Lake County Superior Court initially denied both Purdue’s November 2014 motion for summary judgement, or settling the case by a matter of law rather than by trial, and Eisenstein’s cross-motion for summary judgement in October 2015. However, the Indiana Court of Appeals partially reversed this decision, concluding that the superior court erred by denying Purdue’s motion for summary judgement but properly denied Eisenstein’s motion.

According to court documents, Eisenstein claimed intentional infliction of emotional distress, deprivation of civil rights and defamation by Keon and the five PUC professors involved. Eisenstein also challenged Purdue’s anti-harassment policy and claimed that his free speech rights were infringed on by Keon’s requests, such as removing the link of his personal blog from his university email signature.
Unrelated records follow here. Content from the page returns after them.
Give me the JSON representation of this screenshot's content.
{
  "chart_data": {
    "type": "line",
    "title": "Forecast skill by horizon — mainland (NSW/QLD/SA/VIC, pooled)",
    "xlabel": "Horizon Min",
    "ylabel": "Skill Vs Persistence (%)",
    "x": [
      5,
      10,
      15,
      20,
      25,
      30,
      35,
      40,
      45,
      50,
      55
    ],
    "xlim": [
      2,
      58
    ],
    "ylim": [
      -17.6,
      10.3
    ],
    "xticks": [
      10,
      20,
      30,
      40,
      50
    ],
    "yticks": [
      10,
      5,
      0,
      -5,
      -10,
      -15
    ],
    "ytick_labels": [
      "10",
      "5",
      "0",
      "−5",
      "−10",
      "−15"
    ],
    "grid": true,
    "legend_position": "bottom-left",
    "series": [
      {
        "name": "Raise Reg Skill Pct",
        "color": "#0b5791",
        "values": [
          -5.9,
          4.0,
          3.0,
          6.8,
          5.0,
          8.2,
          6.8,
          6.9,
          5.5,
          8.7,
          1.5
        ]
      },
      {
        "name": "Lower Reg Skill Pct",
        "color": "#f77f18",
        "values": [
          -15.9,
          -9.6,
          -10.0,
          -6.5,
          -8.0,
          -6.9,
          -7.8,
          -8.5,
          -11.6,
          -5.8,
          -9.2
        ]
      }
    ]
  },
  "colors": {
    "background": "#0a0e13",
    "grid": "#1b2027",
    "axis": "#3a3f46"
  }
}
Eisenstein was earlier found guilty of retaliation against professors Miriam Joyce and Saul Lerner on Feb. 22, 2012 by Keon and an appointed investigator. The charge was a result of Eisenstein sending an email to Lerner stating he was cursed and making a comment to Joyce about her son’s suicide. Eisenstein received formal reprimands on March 11, 2012, from Keon. Eisenstein filed his suit on May 7, 2012.

Keon declined to comment on the case.

Eisenstein said he is not satisfied with the court’s ruling.

“I will be appealing the court ruling,” Eisenstein said. “I disagree with the court’s decision completely.”